A 2016 article by Joan Walsh in The Nation describes how IWF and IWV have come to take on a platform increasingly aligned with the Koch brothers. Walsh traces this shift to 2001, when Nancy Pfotenhauer, the former top lobbyist for Koch Industries, became the president of IWF. In 2003, Pfotenhauer also became president of Americans for Prosperity, a right-wing political advocacy group founded by the Koch brothers. While Pfotenhauer has since left IWF, the ties remain: Sixteen of the current staff and board members of IWF and IWV have worked for organizations that have received Koch funding, according to an analysis provided to The Intercept by True North Research.

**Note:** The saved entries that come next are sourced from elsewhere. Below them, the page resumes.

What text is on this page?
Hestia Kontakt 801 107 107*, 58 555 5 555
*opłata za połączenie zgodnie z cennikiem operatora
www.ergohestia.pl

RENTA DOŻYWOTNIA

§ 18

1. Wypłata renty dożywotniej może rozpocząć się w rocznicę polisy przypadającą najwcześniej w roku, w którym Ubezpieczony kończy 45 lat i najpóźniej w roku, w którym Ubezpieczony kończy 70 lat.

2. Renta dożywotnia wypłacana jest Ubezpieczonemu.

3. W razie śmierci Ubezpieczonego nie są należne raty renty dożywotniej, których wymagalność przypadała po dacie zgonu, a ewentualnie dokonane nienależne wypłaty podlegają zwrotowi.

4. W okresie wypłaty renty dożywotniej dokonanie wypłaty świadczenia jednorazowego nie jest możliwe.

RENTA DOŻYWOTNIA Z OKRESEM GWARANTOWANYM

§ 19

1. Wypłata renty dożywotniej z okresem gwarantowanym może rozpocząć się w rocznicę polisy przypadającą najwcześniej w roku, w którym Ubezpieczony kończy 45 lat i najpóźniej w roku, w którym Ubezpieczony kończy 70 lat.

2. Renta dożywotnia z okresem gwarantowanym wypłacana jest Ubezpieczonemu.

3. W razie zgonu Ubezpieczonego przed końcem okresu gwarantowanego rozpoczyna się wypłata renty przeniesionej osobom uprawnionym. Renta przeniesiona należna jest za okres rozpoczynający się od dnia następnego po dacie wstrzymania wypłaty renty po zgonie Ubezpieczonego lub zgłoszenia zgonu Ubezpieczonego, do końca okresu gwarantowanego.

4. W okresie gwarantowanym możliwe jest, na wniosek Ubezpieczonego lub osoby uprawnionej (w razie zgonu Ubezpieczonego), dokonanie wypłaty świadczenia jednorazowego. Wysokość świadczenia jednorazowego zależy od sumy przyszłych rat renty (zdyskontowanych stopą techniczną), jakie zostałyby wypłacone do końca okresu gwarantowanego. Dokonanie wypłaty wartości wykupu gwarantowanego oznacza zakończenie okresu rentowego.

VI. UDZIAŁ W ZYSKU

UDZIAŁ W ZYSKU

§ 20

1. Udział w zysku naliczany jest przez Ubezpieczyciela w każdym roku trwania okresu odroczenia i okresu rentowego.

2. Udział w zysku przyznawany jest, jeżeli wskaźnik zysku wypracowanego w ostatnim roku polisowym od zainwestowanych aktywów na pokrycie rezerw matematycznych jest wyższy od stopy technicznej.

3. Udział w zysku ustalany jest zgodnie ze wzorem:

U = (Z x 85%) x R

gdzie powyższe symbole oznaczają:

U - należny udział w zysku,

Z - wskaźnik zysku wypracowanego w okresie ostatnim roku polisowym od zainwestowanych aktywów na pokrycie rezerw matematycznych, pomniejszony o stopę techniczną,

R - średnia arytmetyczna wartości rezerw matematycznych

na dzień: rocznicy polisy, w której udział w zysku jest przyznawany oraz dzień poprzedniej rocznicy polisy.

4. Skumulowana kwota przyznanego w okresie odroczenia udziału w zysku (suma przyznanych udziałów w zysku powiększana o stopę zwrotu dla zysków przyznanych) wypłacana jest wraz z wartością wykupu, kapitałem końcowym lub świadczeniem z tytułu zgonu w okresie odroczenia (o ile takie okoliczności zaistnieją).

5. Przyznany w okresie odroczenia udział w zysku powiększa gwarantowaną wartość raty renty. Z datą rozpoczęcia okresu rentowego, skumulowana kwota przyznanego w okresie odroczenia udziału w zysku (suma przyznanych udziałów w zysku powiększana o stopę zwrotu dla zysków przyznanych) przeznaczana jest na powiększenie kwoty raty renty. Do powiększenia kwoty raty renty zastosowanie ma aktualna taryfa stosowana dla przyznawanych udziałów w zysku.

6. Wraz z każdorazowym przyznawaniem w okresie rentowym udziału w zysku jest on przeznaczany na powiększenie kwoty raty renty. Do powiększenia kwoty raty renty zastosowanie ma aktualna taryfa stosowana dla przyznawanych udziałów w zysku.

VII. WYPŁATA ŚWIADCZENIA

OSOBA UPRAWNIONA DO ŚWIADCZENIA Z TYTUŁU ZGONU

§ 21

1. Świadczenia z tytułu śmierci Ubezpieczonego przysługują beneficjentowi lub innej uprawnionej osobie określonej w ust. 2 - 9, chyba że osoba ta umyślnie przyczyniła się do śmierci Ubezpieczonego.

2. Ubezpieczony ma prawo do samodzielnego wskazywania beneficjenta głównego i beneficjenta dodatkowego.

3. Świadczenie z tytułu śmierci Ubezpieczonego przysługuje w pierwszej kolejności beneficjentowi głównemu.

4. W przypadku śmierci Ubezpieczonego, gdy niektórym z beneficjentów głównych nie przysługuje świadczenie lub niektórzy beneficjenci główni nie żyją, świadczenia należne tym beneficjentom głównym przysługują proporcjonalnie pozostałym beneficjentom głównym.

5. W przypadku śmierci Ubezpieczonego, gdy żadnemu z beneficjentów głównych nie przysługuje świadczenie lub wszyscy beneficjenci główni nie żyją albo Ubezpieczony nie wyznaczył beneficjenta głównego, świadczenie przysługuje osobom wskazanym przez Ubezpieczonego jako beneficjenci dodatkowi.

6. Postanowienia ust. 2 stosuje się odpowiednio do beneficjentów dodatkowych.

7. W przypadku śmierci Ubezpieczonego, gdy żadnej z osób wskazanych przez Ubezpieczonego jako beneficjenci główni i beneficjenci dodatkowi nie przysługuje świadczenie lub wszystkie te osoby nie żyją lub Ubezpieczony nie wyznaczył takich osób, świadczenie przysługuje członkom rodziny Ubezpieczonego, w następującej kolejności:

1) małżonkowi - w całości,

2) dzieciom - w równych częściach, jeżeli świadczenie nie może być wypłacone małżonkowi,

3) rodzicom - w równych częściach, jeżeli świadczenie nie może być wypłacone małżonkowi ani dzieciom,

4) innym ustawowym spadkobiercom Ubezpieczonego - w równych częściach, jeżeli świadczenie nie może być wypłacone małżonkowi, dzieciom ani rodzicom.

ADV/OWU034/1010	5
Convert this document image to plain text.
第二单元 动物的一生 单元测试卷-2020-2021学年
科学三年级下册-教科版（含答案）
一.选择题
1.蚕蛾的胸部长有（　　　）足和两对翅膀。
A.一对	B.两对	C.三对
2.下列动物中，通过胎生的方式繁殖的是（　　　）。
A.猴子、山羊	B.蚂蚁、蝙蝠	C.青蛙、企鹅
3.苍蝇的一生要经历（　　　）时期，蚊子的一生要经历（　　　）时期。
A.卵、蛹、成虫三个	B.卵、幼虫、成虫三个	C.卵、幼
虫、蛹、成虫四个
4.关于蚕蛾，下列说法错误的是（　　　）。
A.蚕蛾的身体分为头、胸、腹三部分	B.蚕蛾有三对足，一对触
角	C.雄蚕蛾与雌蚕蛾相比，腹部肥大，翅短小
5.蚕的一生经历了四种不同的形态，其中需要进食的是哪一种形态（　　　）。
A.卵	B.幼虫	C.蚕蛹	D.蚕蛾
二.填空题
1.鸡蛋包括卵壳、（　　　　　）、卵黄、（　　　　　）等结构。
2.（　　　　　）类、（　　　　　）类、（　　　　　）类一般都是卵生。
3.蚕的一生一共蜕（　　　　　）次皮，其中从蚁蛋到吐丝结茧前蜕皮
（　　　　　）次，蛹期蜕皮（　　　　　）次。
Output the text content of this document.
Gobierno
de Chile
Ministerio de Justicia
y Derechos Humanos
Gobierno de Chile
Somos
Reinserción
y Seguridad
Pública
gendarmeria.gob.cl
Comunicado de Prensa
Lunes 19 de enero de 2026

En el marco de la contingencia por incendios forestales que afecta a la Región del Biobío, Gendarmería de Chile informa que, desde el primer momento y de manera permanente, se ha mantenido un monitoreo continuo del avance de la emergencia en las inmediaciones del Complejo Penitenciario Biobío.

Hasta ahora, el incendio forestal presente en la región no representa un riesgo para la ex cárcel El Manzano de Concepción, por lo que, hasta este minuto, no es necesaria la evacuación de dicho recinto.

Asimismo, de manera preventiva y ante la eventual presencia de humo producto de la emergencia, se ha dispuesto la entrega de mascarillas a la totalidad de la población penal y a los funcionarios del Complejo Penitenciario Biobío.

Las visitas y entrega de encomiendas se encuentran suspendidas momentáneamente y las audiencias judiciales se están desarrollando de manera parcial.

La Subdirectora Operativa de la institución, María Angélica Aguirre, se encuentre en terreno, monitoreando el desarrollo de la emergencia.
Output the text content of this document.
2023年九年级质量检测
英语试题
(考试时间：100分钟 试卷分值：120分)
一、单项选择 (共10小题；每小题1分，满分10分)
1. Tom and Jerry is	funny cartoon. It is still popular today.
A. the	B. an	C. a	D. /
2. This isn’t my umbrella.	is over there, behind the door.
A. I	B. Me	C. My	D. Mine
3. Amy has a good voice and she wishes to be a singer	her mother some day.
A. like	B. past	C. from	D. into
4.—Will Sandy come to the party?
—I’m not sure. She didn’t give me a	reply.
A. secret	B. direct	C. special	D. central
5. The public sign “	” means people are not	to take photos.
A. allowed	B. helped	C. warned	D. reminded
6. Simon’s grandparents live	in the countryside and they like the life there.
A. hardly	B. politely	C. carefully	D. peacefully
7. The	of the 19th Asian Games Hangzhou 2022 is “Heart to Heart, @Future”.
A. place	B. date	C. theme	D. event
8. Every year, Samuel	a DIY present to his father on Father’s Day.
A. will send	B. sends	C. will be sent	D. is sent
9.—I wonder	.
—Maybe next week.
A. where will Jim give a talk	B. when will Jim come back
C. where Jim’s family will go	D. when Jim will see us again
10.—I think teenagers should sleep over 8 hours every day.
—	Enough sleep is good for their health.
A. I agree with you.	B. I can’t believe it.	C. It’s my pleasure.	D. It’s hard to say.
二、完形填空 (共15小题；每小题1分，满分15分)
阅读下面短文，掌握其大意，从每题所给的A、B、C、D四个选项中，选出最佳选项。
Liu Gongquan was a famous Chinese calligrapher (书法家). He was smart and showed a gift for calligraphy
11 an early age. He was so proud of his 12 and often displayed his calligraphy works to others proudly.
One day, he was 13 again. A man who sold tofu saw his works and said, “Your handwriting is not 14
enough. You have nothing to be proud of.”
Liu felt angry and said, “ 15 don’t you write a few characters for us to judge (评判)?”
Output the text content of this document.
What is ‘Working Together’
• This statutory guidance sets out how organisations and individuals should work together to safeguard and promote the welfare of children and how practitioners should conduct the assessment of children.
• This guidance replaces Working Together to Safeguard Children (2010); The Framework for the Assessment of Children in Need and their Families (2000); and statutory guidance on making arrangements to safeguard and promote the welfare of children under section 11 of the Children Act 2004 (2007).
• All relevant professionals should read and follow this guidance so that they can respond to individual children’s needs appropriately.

In her acceptance speech at IWF and IWV’s gala, DeVos described her goal of chipping away at Title IX, the landmark civil rights law that protects from gender-based discrimination in any educational program that receives federal funding. “So, we are working to dismantle the government social engineering in education, including the previous administration’s staggering overreach on Title IX,” said DeVos, which then credits this policy position to IWF. “You were among the first to sound the alarm decades ago about the downstream unintended consequences of that 1972 law.” Now, as Barrett’s confirmation looms, they are closer than ever to this goal.